CCarlos del Río no se anda con rodeos cuando se trata de la salud de su madre de 87 años. Incluso cuando no se siente enfermo, un día antes de que planee visitarla, el profesor de enfermedades infecciosas de la Universidad de Emory en Atlanta se hace una prueba casera de COVID-19. Al día siguiente, vuelve a probar en el momento en que ingresa a su casa. “Quiero minimizar el riesgo de infectarme tanto como sea posible antes de verla”, dice del Río.

No hace falta ser un especialista en enfermedades infecciosas para saber que una persona de 87 años es una persona de alto riesgo, pero la prueba dual como lo hace Del Rio no está en ningún protocolo formal sobre cómo interactuar con una persona de un nivel tan avanzado. años, es solo una práctica que desarrolló por su cuenta. De esa manera, el experto se parece mucho al resto de nosotros: sigue un libro de reglas de prueba que en realidad no ha sido escrito.

Al principio de la pandemia, las pruebas caseras no existían o, cuando estaban autorizadas, eran difíciles de conseguir ya que la demanda se disparó y la oferta se retrasó. Ahora, hay mucho para tener: el gobierno federal enviará varias pruebas rápidas a su hogar de forma gratuita, y las aseguradoras deben reembolsar a las personas cubiertas por 8 pruebas por mes, para que las personas puedan almacenarlas para usarlas según sea necesario. Pero, ¿exactamente cuándo se necesitan? ¿Debes ponerte a prueba antes de viajar? ¿Después? ¿Cuando visita un hogar con niños pequeños que no están vacunados? ¿Antes o después de asistir a una cena? En este punto, no hay un acuerdo general sobre cuándo usarlos.

Entonces, ¿qué hacen los profesionales, los científicos que se especializan en enfermedades infecciosas? Para averiguarlo, TIME interrogó a algunos expertos para determinar con qué frecuencia realizan las pruebas en sus propios hogares y cuándo podrían pedirles a otras personas que realicen la prueba antes de visitarlos o interactuar con ellos.

Cuando tienen síntomas

Si hay alguna situación en la que se debe realizar una autoevaluación, es cuando usted o un miembro de su hogar experimenta síntomas compatibles con COVID-19. Pero aunque hacerse la prueba es un primer paso importante, es posible que los resultados no le cuenten toda la historia, advierte Thomas Briese, profesor asociado de epidemiología en la Escuela de Salud Pública Mailman de la Universidad de Columbia. Los síntomas pueden aparecer antes de que la carga viral de una persona sea lo suficientemente alta como para que una prueba casera los detecte.
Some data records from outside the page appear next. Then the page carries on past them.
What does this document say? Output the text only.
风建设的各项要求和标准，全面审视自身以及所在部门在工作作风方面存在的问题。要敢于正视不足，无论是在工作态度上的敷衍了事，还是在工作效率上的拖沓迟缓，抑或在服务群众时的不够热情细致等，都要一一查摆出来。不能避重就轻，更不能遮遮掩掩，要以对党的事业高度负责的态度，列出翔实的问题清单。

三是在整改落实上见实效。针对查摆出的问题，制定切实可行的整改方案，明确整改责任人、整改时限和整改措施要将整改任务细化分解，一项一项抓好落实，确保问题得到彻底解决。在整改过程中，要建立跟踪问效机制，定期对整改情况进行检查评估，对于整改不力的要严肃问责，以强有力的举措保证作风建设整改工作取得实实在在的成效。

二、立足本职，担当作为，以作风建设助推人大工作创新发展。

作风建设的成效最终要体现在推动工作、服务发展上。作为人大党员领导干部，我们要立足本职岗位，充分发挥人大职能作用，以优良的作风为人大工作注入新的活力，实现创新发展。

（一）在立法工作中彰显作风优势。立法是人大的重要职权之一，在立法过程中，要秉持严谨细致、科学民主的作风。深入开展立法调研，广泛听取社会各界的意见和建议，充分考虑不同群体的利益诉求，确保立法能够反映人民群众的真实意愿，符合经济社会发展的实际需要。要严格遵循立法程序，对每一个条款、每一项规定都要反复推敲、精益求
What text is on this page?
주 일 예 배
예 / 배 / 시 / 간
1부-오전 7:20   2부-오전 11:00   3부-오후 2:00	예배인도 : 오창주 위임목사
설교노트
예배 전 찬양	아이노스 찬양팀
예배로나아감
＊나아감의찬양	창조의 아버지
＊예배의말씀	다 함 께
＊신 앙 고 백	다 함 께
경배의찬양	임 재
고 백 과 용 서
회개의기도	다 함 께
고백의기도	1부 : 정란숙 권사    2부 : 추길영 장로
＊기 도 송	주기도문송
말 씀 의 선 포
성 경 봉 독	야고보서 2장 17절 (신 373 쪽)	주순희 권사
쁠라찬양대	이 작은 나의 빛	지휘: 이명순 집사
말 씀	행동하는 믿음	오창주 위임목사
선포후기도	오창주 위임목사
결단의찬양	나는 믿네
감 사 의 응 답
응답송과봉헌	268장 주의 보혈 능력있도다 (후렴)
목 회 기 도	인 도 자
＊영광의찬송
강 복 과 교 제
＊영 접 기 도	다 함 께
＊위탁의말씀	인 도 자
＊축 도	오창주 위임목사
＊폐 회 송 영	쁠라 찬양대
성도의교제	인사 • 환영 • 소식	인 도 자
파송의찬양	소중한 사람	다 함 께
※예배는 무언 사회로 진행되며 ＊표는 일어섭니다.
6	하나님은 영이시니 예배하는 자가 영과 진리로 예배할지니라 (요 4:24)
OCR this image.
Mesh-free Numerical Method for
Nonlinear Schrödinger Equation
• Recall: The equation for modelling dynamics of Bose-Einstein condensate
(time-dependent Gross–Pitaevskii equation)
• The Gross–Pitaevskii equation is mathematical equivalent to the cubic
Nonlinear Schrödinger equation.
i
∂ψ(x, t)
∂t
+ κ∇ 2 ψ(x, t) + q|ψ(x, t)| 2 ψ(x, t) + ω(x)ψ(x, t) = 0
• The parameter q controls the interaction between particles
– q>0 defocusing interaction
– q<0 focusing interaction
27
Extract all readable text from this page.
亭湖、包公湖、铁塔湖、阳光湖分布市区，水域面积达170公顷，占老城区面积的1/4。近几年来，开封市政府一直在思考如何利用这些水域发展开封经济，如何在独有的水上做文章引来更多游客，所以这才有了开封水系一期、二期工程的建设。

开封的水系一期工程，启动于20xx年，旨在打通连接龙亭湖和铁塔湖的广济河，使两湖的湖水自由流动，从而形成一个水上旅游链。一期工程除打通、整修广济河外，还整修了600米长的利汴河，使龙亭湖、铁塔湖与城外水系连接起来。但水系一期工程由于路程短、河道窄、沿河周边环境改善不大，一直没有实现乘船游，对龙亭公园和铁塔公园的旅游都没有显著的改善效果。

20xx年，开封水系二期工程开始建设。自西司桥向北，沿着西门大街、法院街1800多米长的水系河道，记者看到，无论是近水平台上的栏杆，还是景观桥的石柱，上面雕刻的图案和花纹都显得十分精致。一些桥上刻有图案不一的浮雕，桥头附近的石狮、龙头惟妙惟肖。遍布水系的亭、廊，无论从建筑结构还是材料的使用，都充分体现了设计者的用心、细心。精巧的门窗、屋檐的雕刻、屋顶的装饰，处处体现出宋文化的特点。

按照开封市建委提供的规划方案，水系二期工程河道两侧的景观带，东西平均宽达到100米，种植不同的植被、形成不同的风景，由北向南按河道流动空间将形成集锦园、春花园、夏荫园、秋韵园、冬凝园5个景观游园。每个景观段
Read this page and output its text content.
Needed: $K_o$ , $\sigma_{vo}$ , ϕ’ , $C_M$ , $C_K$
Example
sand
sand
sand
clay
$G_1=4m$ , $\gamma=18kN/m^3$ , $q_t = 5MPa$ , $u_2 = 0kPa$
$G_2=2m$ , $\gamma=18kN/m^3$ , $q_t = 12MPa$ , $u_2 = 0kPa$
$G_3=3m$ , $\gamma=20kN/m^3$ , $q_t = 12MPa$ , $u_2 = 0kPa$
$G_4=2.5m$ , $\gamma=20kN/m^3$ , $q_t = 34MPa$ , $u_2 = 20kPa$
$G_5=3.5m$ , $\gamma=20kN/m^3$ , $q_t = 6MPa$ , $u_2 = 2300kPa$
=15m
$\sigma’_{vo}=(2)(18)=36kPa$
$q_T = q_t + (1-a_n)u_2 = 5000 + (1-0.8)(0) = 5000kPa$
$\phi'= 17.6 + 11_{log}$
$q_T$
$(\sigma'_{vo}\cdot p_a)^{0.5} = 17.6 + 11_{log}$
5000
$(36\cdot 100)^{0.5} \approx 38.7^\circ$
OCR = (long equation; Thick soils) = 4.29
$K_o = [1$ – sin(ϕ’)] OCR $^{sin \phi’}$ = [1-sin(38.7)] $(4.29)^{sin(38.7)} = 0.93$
“Hay un debate sobre cuán sensibles son esas pruebas caseras en comparación con una prueba de laboratorio”, dice Briese. “Después de una prueba negativa, tiendo a volver a realizar la prueba tal vez uno o dos días después”. Como alternativa a una segunda prueba casera, dice, una prueba PCR también es una opción, y esa es la preferencia de Briese, ya que las pruebas PCR son más sensibles que las pruebas caseras y es más probable que produzcan un resultado más preciso. La desventaja, por supuesto, es que una prueba de PCR requiere una visita a una clínica o centro de pruebas y los resultados tardan más, generalmente 24 horas o más.

Además, esos resultados no son perfectos, advierte Michael Mina, exprofesor asistente de epidemiología en la Escuela de Salud Pública TH Chan de Harvard y ahora director científico de eMed, una empresa de pruebas y tratamientos en el hogar. Las pruebas PCR, que buscan material genético del coronavirus, también pueden dar un falso negativo si tienes una carga viral baja en ese momento. En caso de duda, aislarse durante al menos cinco días, como recomiendan los Centros para el Control y la Prevención de Enfermedades (CDC) de EE. UU., puede ayudar a prevenir la propagación de la COVID-19. Mina incluso extendería ese período de cinco días a ocho días, solo para ir a lo seguro.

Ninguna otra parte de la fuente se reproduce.